You say to have patience with everything unsolved

in my heart and to cherish the questions, but I’m

bursting with so much that is unnamed and unsolvable.

I’ve not yet learned to treasure locked doors, rooms

I’ve not been given access to. I’ve not yet learned

to be brave in the face of the inexplicable. Last month,

my sister died suddenly, and I have yet to mourn.

She was forty-seven years old, even younger than you

when ulcers filled your mouth instead of poems.

Yesterday, I flashed my hazards and stopped my car

on a busy road to help a box turtle reach the other side—

a small gesture for a species that has endured this earth

for two hundred million years—before lizards, before

crocodiles, long before there were snakes in Eden. Think

of all the strange tongues she has known and forgotten.

Is a language for grief one of them? Is she, like us,

unspeakably alone? The turtle reveals nothing.

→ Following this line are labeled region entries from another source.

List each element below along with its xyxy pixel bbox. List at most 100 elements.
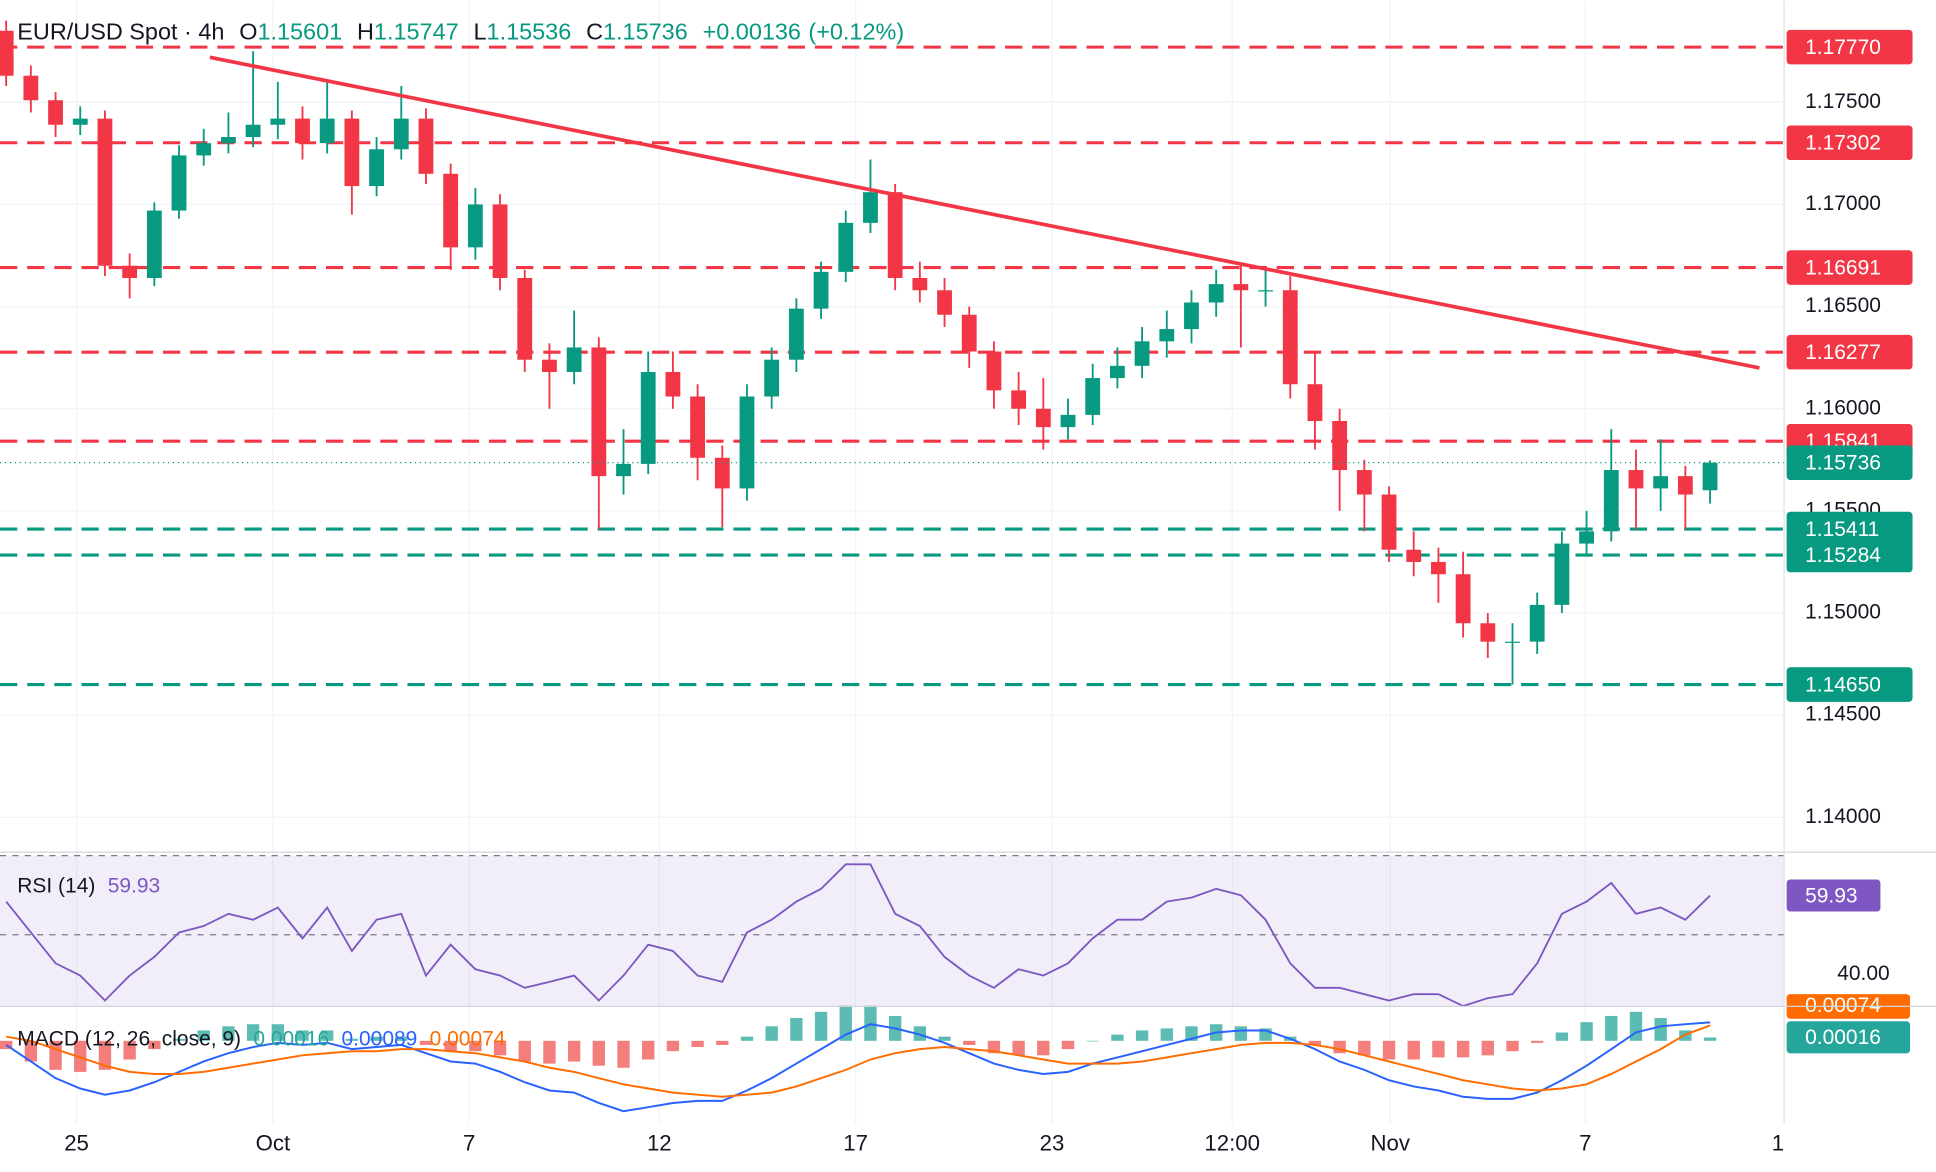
candle-body <box>714 457 730 489</box>
candle-body <box>690 396 706 458</box>
macd-histogram-bar <box>197 1030 210 1041</box>
macd-histogram-bar <box>1358 1040 1371 1056</box>
change: +0.00136 <box>703 19 801 45</box>
candle-body <box>72 118 88 125</box>
level-label: 1.15411 <box>1805 518 1879 541</box>
macd-histogram-bar <box>1407 1040 1420 1060</box>
candle-body <box>369 149 384 187</box>
candle-body <box>270 118 286 125</box>
candle-body <box>1381 494 1397 550</box>
candle-body <box>467 204 483 248</box>
level-label-box <box>1786 125 1913 161</box>
macd-histogram-bar <box>172 1038 186 1041</box>
macd-histogram-bar <box>1531 1040 1544 1043</box>
candle-body <box>1505 641 1520 643</box>
x-axis: 25 Oct 7 12 17 23 12:00 Nov 7 13 <box>64 0 1785 1156</box>
ohlc-value: 1.15601 <box>257 19 342 45</box>
candle-body <box>1332 420 1348 471</box>
candle-body <box>863 192 878 223</box>
candle-body <box>0 30 14 76</box>
macd-line <box>5 1021 1711 1113</box>
x-tick-label: 17 <box>843 1131 868 1156</box>
level-label-box <box>1786 511 1913 547</box>
candle-body <box>616 463 631 477</box>
macd-histogram-bar <box>839 1005 852 1041</box>
candle-body <box>1233 284 1249 291</box>
macd-histogram-bar <box>642 1040 655 1060</box>
level-label: 1.14650 <box>1805 673 1881 696</box>
plot-area: 25 Oct 7 12 17 23 12:00 Nov 7 13 <box>0 0 1785 1156</box>
ohlc-key: C <box>586 19 603 45</box>
macd-title: MACD (12, 26, close, 9) <box>17 1027 241 1050</box>
candle-body <box>838 222 854 272</box>
candle-body <box>1282 290 1298 385</box>
macd-histogram-bar <box>24 1040 38 1062</box>
candle-body <box>986 351 1002 391</box>
macd-histogram-bar <box>716 1040 729 1045</box>
y-tick-label: 40.00 <box>1837 962 1889 985</box>
candle-body <box>1554 543 1570 605</box>
macd-histogram-bar <box>543 1040 556 1064</box>
macd-histogram-bar <box>1432 1040 1445 1058</box>
macd-histogram-bar <box>765 1026 778 1041</box>
candle-body <box>344 118 360 187</box>
candle-body <box>393 118 409 150</box>
candle-body <box>640 371 656 464</box>
macd-histogram-bar <box>691 1040 704 1048</box>
ohlc-key: O <box>239 19 257 45</box>
macd-histogram-bar <box>1160 1028 1173 1041</box>
change-pct: (+0.12%) <box>808 19 904 45</box>
level-label-box <box>1786 250 1913 285</box>
macd-histogram-bar <box>1580 1022 1593 1041</box>
x-tick-label: 7 <box>1579 1131 1591 1156</box>
level-label: 1.17302 <box>1805 132 1881 155</box>
candle-body <box>1085 378 1101 415</box>
macd-histogram-bar <box>1456 1040 1470 1058</box>
level-label: 1.16691 <box>1805 256 1881 279</box>
macd-histogram-bar <box>814 1011 828 1041</box>
macd-histogram-bar <box>370 1036 383 1041</box>
macd-histogram-bar <box>1037 1040 1050 1056</box>
candle-body <box>1431 561 1446 575</box>
macd-histogram-bar <box>271 1024 284 1041</box>
macd-histogram-bar <box>592 1040 605 1066</box>
candle-body <box>517 277 533 360</box>
candle-body <box>1406 549 1422 562</box>
level-label-box <box>1786 667 1913 702</box>
macd-histogram-bar <box>1333 1040 1346 1054</box>
candle-body <box>245 124 261 138</box>
candle-body <box>1480 623 1496 642</box>
x-tick-label: Oct <box>256 1131 291 1156</box>
candle-body <box>788 308 804 360</box>
candle-body <box>739 396 755 489</box>
macd-histogram-bar <box>1061 1040 1075 1050</box>
candle-body <box>961 314 977 352</box>
level-label-box <box>1786 334 1913 370</box>
macd-histogram-bar <box>1506 1040 1519 1052</box>
macd-histogram-bar <box>493 1040 507 1056</box>
candle-body <box>1109 365 1125 379</box>
candle-body <box>1184 302 1199 330</box>
candle-body <box>1258 290 1273 292</box>
candle-body <box>122 265 138 278</box>
candle-body <box>764 359 780 397</box>
macd-histogram-bar <box>1012 1040 1025 1056</box>
candle-body <box>295 118 310 144</box>
x-tick-label: 12 <box>647 1131 672 1156</box>
y-tick-label: 1.14000 <box>1805 805 1881 828</box>
rsi-last-box <box>1786 879 1881 912</box>
rsi-legend: RSI (14) 59.93 <box>17 874 160 897</box>
candle-body <box>1134 341 1150 366</box>
symbol: EUR/USD Spot · 4h <box>17 19 224 45</box>
rsi-band-fill <box>0 855 1785 1007</box>
x-tick-label: Nov <box>1371 1131 1411 1156</box>
macd-histogram-bar <box>1481 1040 1494 1056</box>
ohlc-value: 1.15536 <box>487 19 572 45</box>
rsi-value: 59.93 <box>108 874 160 897</box>
candle-body <box>1208 284 1224 303</box>
macd-legend: MACD (12, 26, close, 9) 0.00016 0.00089 0.0… <box>17 1027 506 1050</box>
trendline <box>209 55 1760 370</box>
candle-body <box>1307 384 1323 421</box>
macd-histogram-bar <box>938 1036 951 1041</box>
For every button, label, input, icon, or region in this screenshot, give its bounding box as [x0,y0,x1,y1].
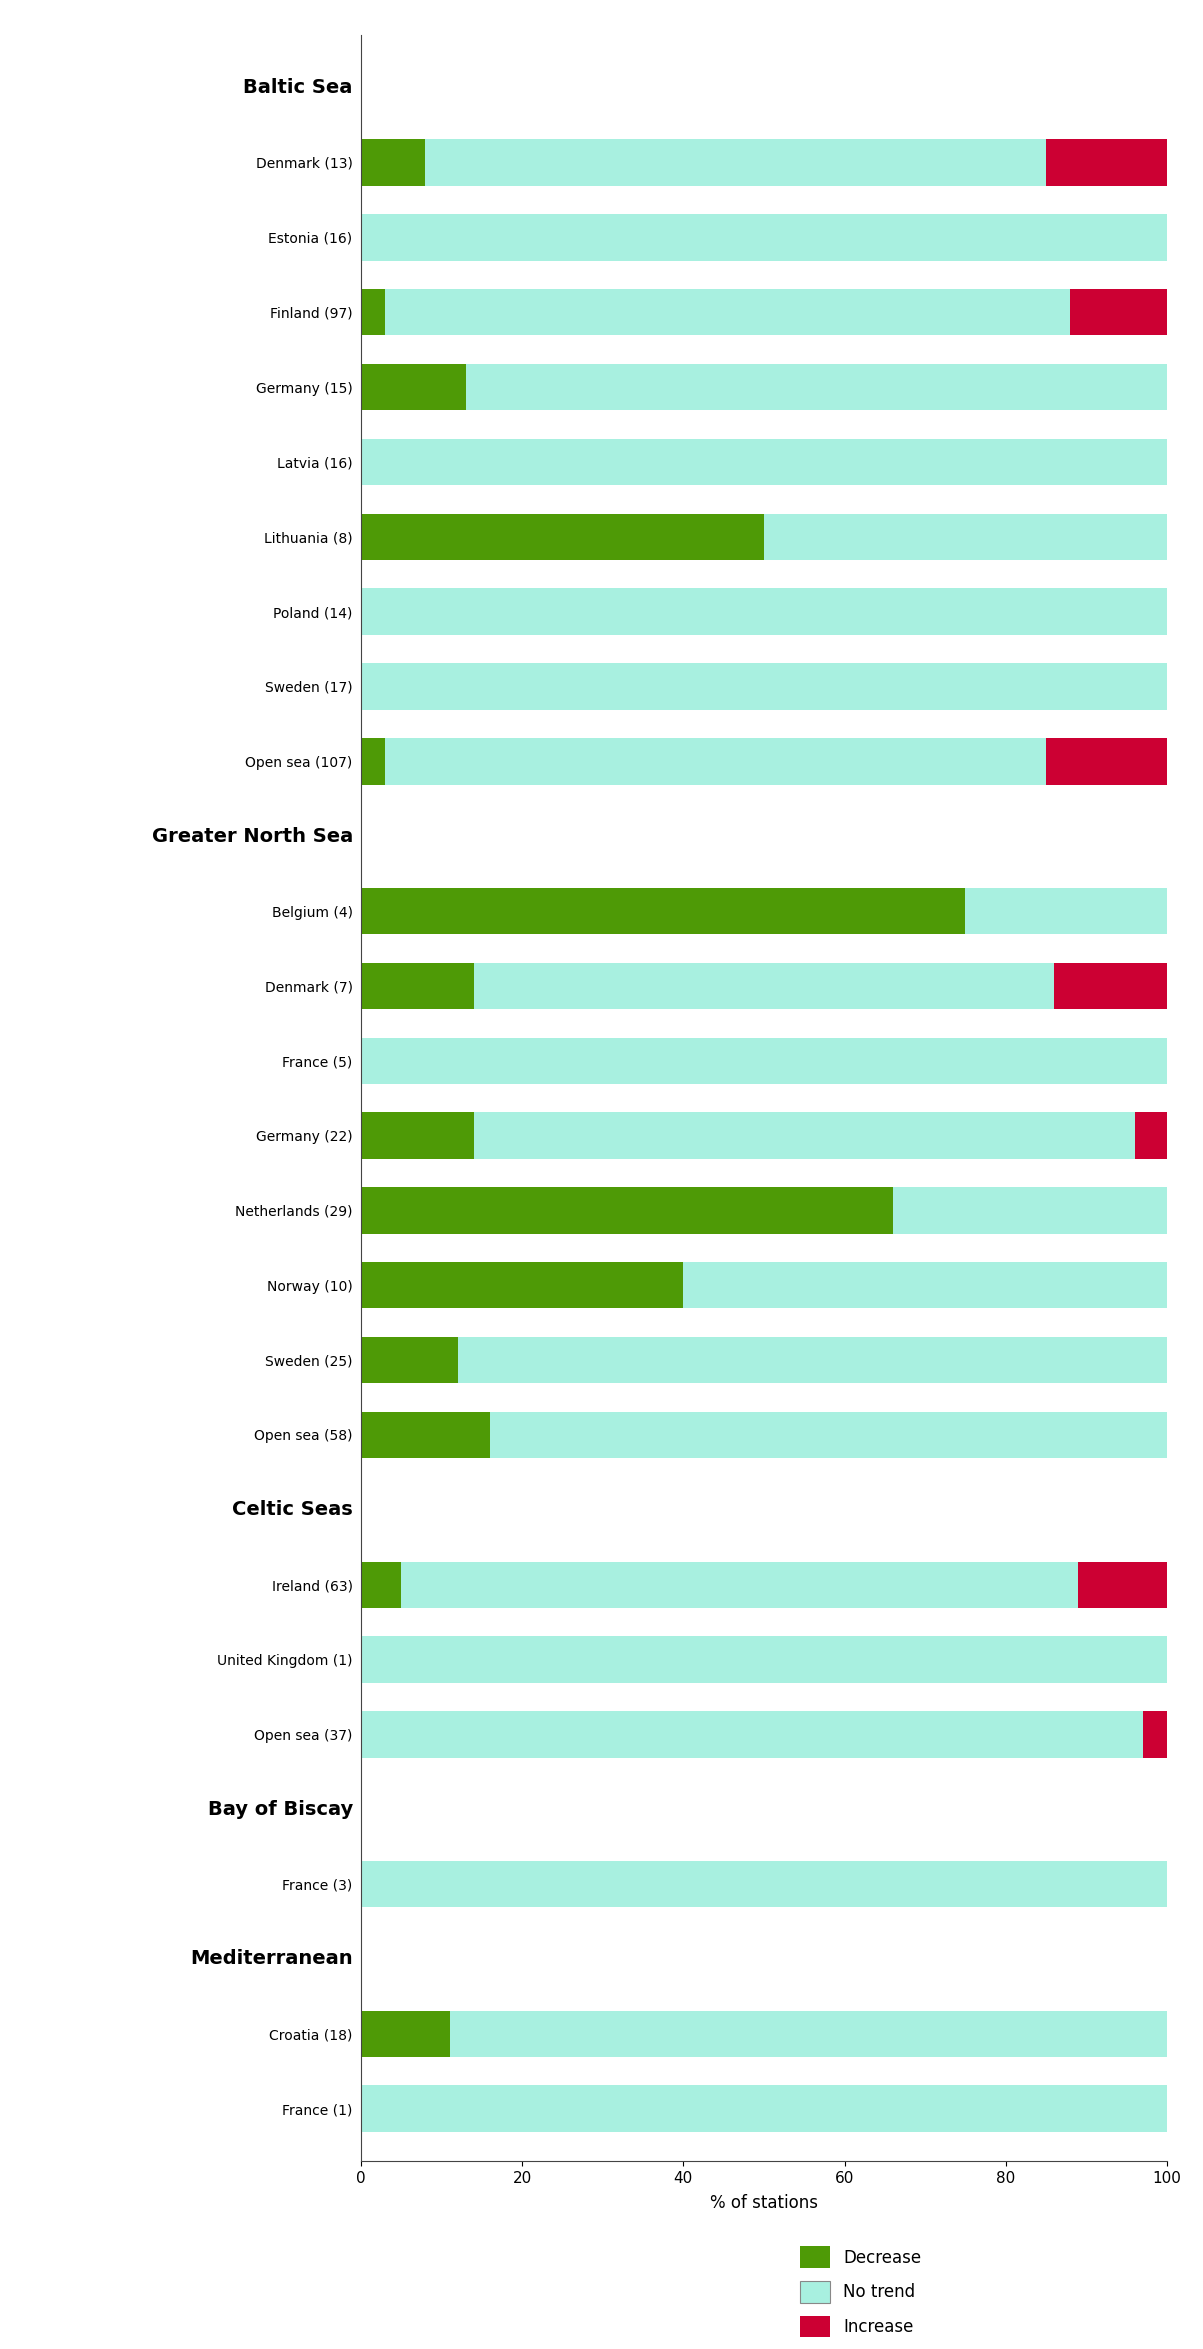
Bar [361,1412,490,1459]
Bar [361,888,965,935]
Bar [361,738,385,785]
Bar [683,1261,1167,1308]
Text: Mediterranean: Mediterranean [190,1950,352,1968]
Text: Greater North Sea: Greater North Sea [152,827,352,846]
Bar [490,1412,1167,1459]
Bar [361,587,1167,634]
Text: Bay of Biscay: Bay of Biscay [208,1799,352,1818]
Legend: Decrease, No trend, Increase: Decrease, No trend, Increase [793,2241,928,2344]
Bar [457,1337,1167,1384]
Bar [361,662,1167,709]
Bar [1078,1562,1167,1609]
Bar [361,364,466,411]
Bar [893,1186,1167,1233]
Bar [361,1710,1143,1757]
Bar [1143,1710,1167,1757]
Text: Baltic Sea: Baltic Sea [243,78,352,96]
Bar [361,214,1167,261]
Bar [1045,738,1167,785]
Bar [361,963,474,1010]
Bar [1045,139,1167,186]
Bar [401,1562,1078,1609]
Bar [361,1337,457,1384]
Bar [426,139,1045,186]
Bar [361,514,764,559]
Bar [474,1113,1134,1158]
Bar [474,963,1054,1010]
Bar [385,289,1071,336]
Bar [361,1860,1167,1907]
X-axis label: % of stations: % of stations [710,2194,818,2213]
Bar [764,514,1167,559]
Bar [361,1038,1167,1083]
Bar [361,139,426,186]
Bar [466,364,1167,411]
Bar [450,2011,1167,2058]
Bar [361,1562,401,1609]
Bar [361,1637,1167,1682]
Bar [361,289,385,336]
Bar [965,888,1167,935]
Text: Celtic Seas: Celtic Seas [232,1501,352,1520]
Bar [361,439,1167,486]
Bar [361,1186,893,1233]
Bar [361,2011,450,2058]
Bar [1071,289,1167,336]
Bar [361,2086,1167,2133]
Bar [361,1261,683,1308]
Bar [361,1113,474,1158]
Bar [1134,1113,1175,1158]
Bar [1054,963,1167,1010]
Bar [385,738,1045,785]
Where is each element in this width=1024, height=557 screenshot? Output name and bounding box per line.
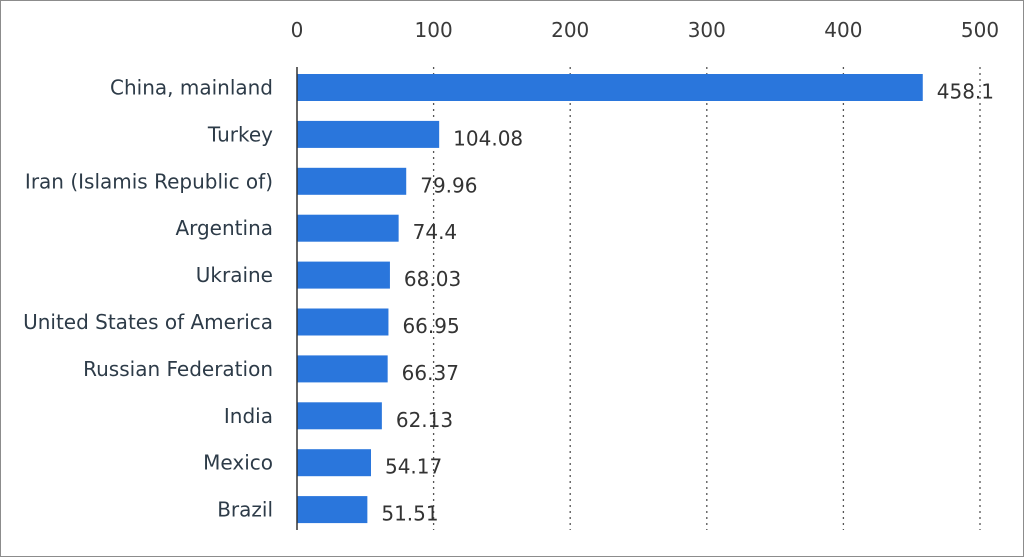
bar bbox=[297, 74, 923, 101]
value-label: 458.1 bbox=[937, 80, 994, 104]
x-tick-label: 500 bbox=[961, 18, 999, 42]
gridlines bbox=[432, 67, 981, 530]
value-label: 62.13 bbox=[396, 408, 453, 432]
value-label: 104.08 bbox=[453, 126, 523, 150]
value-label: 79.96 bbox=[420, 173, 477, 197]
bar bbox=[297, 214, 399, 242]
x-tick-label: 300 bbox=[688, 18, 726, 42]
category-label: Iran (Islamis Republic of) bbox=[25, 169, 273, 193]
x-tick-label: 100 bbox=[415, 18, 453, 42]
value-labels: 458.1 104.08 79.96 74.4 68.03 66.95 66.37 62.13… bbox=[381, 80, 994, 526]
category-label: Argentina bbox=[175, 216, 273, 240]
bar bbox=[297, 308, 389, 336]
category-label: Brazil bbox=[217, 498, 273, 522]
value-label: 54.17 bbox=[385, 455, 442, 479]
bar bbox=[297, 355, 388, 383]
category-label: Mexico bbox=[203, 451, 273, 475]
x-tick-label: 400 bbox=[824, 18, 862, 42]
x-tick-labels: 0 100 200 300 400 500 bbox=[291, 18, 999, 42]
bar bbox=[297, 449, 371, 477]
value-label: 66.37 bbox=[402, 361, 459, 385]
value-label: 66.95 bbox=[402, 314, 459, 338]
bar bbox=[297, 496, 368, 524]
value-label: 68.03 bbox=[404, 267, 461, 291]
x-tick-label: 0 bbox=[291, 18, 304, 42]
value-label: 51.51 bbox=[381, 502, 438, 526]
category-label: India bbox=[224, 404, 273, 428]
bar bbox=[297, 167, 407, 195]
category-label: United States of America bbox=[23, 310, 273, 334]
x-tick-label: 200 bbox=[551, 18, 589, 42]
value-label: 74.4 bbox=[413, 220, 458, 244]
category-label: Turkey bbox=[207, 122, 273, 146]
category-label: China, mainland bbox=[110, 76, 273, 100]
bar bbox=[297, 402, 382, 430]
bars bbox=[297, 74, 923, 524]
bar bbox=[297, 120, 440, 148]
category-label: Russian Federation bbox=[83, 357, 273, 381]
category-labels: China, mainland Turkey Iran (Islamis Repub… bbox=[23, 76, 273, 522]
category-label: Ukraine bbox=[196, 263, 273, 287]
bar bbox=[297, 261, 390, 289]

Last week, flying from LaGuardia, I sat in a window seat

in an exit row. I considered the emergency door,

those few inches of carbon fiber composite separating me

from clouds and sky. An airtight lock and latch. Another

door with the future on one side, and me on the other,

afraid to die and afraid not to, which is to say, afraid to live.


Rosy Maple Moth

Resting from the rough work of pollination

and procreation, moths the size of my thumbnail

  

pepper the door jam and deck boards outside

my house. They await the imminent night shift

  

to take flight again, in some way the same way

I am resting from jagged desire, and I wonder

  

why I’ve never seen—or never noticed—

the strange beauty of their wooly yellow heads

  

and thoraxes, their silky pink and yellow wings,

their lives as luscious and as fleeting as my own.